As a note, please post the exact test results you obtained. Statement such as " ...the water parameters are good..." don't tell us anything. What seems good to you might indicate a major problem to someone else. Also, we don't know what parameters you didn't test for. It's possible you should be testing for other parameters.

DaveK's Standard Lecture #2 - Algae Control

Algae control comes down to controlling nitrates and phosphates. If you have a problem with algae it is because these two nutrients are out of control. Do not think that just because your test kits read zero or low values that you do not have a problem. In many cases the algae is removing the nutrients and growing. This is why there is a problem.

Here are possible sources of nitrates and phosphates -

Feeding, especially flake food and not rinsing frozen foods before feeding.
Using tap water to mix salt. Always use RO/DI water for this.
"Dirt traps" and "nitrate factories" in the system.
Low quality carbon can leach nutrients.
Low quality salt can sometimes add nutrients. This is unusual today.
Livestock load on the system

Here are possible ways to remove nitrates and phosphates -

Water changes. Change 1/2 the water and you reduce the nutrients by 1/2.
Skimming. Remove the waste products before the biological filtration need to break then down.
Nitrate and phosphate removal products.
Deep sand beds.
Refugiums.
Algae Scrubbers.

Each of these has advantages and disadvantages. Most people that control algae will use many of the above methods.

There are also other items that can effect algae growth rates.

Good clean up crew.
Other livestock that eats algae.
Low general water quality, especially when the readings are off.
Lighting, sometimes you can reduce it, especially in FO or FOWLR systems.
Old light bulbs. Colors change as they age and this can be a factor.
Water flow. More flow will often help keep algae down.
Manual removal. Very important, especially when there is a big problem.
 
Since you are using the triton method, are you submitting your ICP-OES tests to them? Their email that includes your test results should indicate any issues and instructions on how to fix using the Triton method.

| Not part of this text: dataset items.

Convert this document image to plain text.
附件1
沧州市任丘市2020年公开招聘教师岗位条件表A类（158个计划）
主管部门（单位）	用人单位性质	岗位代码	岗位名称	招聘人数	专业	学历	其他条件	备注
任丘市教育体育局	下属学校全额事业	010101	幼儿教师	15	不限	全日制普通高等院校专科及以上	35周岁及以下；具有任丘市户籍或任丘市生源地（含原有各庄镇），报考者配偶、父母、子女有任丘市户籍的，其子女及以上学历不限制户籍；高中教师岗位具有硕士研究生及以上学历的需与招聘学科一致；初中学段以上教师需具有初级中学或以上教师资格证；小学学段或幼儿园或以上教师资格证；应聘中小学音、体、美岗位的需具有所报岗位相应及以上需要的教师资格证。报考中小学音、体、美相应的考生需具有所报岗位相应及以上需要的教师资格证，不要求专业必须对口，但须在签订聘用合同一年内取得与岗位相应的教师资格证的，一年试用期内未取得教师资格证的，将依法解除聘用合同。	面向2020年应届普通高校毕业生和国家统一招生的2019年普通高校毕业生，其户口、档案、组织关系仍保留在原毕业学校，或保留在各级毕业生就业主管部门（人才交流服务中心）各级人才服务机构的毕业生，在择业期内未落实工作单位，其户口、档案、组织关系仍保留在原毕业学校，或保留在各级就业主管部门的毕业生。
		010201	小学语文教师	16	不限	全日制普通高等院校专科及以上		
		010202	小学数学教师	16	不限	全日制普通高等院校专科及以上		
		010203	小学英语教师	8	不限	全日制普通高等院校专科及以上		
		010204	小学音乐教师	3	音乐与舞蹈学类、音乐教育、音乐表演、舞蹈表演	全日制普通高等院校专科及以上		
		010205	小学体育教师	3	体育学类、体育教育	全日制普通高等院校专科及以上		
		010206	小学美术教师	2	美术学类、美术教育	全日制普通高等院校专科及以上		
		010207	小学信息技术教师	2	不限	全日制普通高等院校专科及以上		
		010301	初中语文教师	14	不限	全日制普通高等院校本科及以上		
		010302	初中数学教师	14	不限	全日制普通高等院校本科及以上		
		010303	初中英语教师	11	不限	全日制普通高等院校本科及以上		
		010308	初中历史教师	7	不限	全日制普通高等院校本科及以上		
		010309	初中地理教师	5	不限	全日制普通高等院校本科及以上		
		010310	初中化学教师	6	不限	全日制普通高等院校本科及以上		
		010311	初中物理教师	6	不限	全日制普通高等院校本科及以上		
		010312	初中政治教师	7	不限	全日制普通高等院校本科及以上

If not, you can use manual removal of the algae and any of the store bought remedies to reduce NO3 & NO4 but most importantly you need to identify the reason for high nutrients. What's your current filtration? Are you using filter socks and are they cleaned regularly? Also, related back to the triton method, are you doing water changes (how much/frequency)?
No I’m not currently submitting my ICP-OES tests I’m definitely going to submit onthis week as my redsea test kits aren’t showing anything.

filtration consists of 2 large filter socks cleaned weekly
Deltec SC 2560 internal protein skimmer cup cleaned weekly.
140L Chaeto algae bed with
Water changes are done every 2 to 3 weeks
20%

When I brought a water sample to my local fish store I was told to increase the nitrates and phosphates for the corals as they said my nutrients Were near zero.
 

DaveK

Well-Known Member
... When I brought a water sample to my local fish store I was told to increase the nitrates and phosphates for the corals as they said my nutrients Were near zero.
In my opinion, your LFS is mistaken. The reason your nitrates and phosphates are low is because your algae is consumeing them and in turn growing. Addind this nutrients will only make the problem worse.

In SW reef systems, you almost never need to add nitrates or phosphates.